Aber auch eine "Rückführungsoffensive" ist geplant. Straftäter und extremistische Gefährder will die Regierung konsequenter abschieben - ein Vorhaben, an dem schon Horst Seehofer scheiterte. Außerdem sollen mit wichtigen Herkunftsländern neue Rückführungsabkommen geschlossen werden. Dabei will die Regierung prüfen, ob Asylbewerber vorübergehend in Drittländern untergebracht werden können, gegen Visa-Erleichterungen etwa. Ob das gelingt, darf bezweifelt werden.

Schuldenbremse

Bundesfinanzminister Christian Lindner (FDP) bekommt sein neues Amt erst an diesem Donnerstag offiziell übergeben - was daran liegt, dass sein Vorgänger der neue Kanzler ist, und Olaf Scholz (SPD) am Mittwoch, dem Tag seiner Wahl und Vereidigung, reichlich beschäftigt war. Was auf Lindner zukommt, ist aber klar. Der Koalitionsvertrag der Ampel steckt voller teurer Projekte, gleichzeitig haben SPD, Grüne und FDP sich darauf verständigt, weder die Steuern zu erhöhen noch die Schuldenbremse aufzuweichen. Die soll im kommenden Jahr pandemiebedingt ausgesetzt bleiben, 2023 aber wieder greifen.

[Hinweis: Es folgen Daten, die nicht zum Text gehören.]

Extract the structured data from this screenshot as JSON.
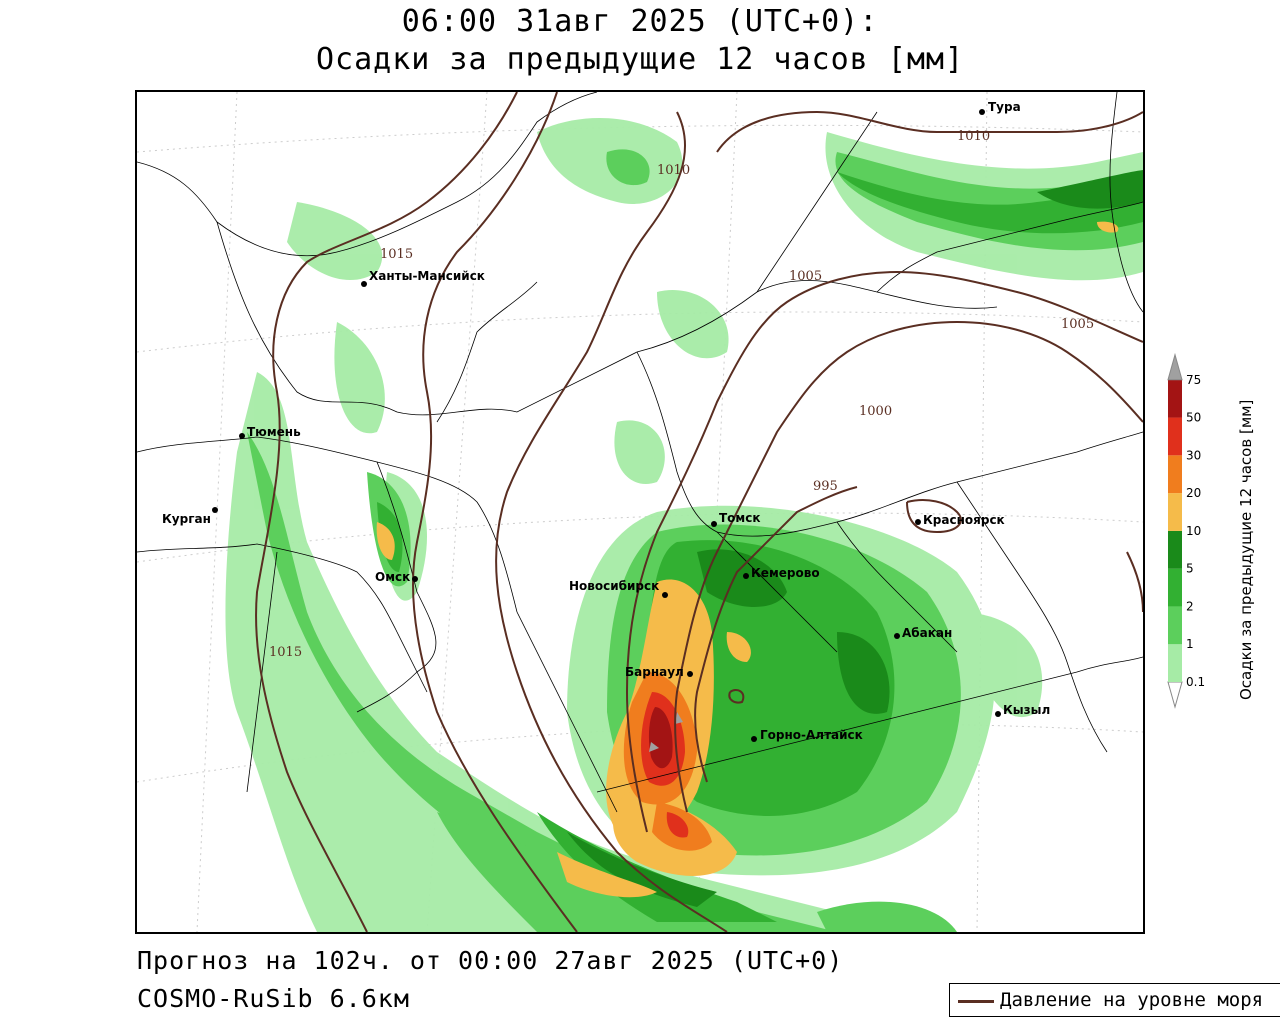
{
  "title": {
    "line1": "06:00 31авг 2025 (UTC+0):",
    "line2": "Осадки за предыдущие 12 часов [мм]"
  },
  "footer": {
    "forecast": "Прогноз на 102ч. от 00:00 27авг 2025 (UTC+0)",
    "model": "COSMO-RuSib 6.6км"
  },
  "legend": {
    "pressure_label": "Давление на уровне моря",
    "pressure_color": "#5a2e22"
  },
  "colorbar": {
    "title": "Осадки за предыдущие 12 часов [мм]",
    "levels": [
      "0.1",
      "1",
      "2",
      "5",
      "10",
      "20",
      "30",
      "50",
      "75"
    ],
    "colors": [
      "#ffffff",
      "#a6eba6",
      "#5ccf5c",
      "#32b032",
      "#1a8a1a",
      "#f5bb4a",
      "#f07d1e",
      "#e0301c",
      "#a31414",
      "#a0a0a0"
    ]
  },
  "cities": [
    {
      "name": "Тура"
    },
    {
      "name": "Ханты-Мансийск"
    },
    {
      "name": "Тюмень"
    },
    {
      "name": "Курган"
    },
    {
      "name": "Омск"
    },
    {
      "name": "Томск"
    },
    {
      "name": "Красноярск"
    },
    {
      "name": "Кемерово"
    },
    {
      "name": "Новосибирск"
    },
    {
      "name": "Абакан"
    },
    {
      "name": "Барнаул"
    },
    {
      "name": "Горно-Алтайск"
    },
    {
      "name": "Кызыл"
    }
  ],
  "isobars": [
    "1010",
    "1010",
    "1015",
    "1005",
    "1005",
    "1000",
    "995",
    "1015"
  ]
}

Lindners erste Aufgabe wird deshalb ein Nachtragshaushalt sein, der schon kommende Woche in den Bundestag eingebracht werden muss. Geplant ist, bislang nicht genutzte Kreditermächtigungen, die eigentlich für die Pandemiebekämpfung gedacht waren, umzuwidmen. Bis zu 50 Milliarden Euro sollen auf diese Weise in den Energie- und Klimafonds verschoben werden. Im Koalitionsvertrag heißt es zu dieser Haushalts-OP: "Wir werden im Haushalt 2021 Mittel aus bereits veranschlagten und nicht genutzten Kreditermächtigungen über einen Nachtragshaushalt dem Klima- und Transformationsfonds (KTF) zweckgebunden für zusätzliche Klimaschutzmaßnahmen und Maßnahmen zur Transformation der deutschen Wirtschaft zur Verfügung stellen." Experten haben allerdings Bedenken angemeldet, ob Anti-Pandemie-Mittel einfach so umetikettiert werden können. Die Koalitionäre wollen sich um diese Klippe offenbar herummogeln, indem sie im Koalitionsvertrag schreiben, mit dem Geld sollten die "Folgen der Corona-Pandemie und die zeitgleich bestehenden Risiken für die Erholung der Wirtschaft und der Staatsfinanzen durch die weltweite Klimakrise" bekämpft werden - und Investitionen nachgeholt werden, die wegen der Pandemie ausgefallen waren.

Mildern will die Koalition ihre Finanzprobleme außerdem, indem die Pandemieschulden langsamer getilgt werden und staatliche Gesellschaften wie die Bahn, die Staatsbank KfW oder die Bundesanstalt für Immobilienaufgaben bessere "Finanzierungsmöglichkeiten" bekommen. Das liefe dann außerhalb der Schuldenbremse.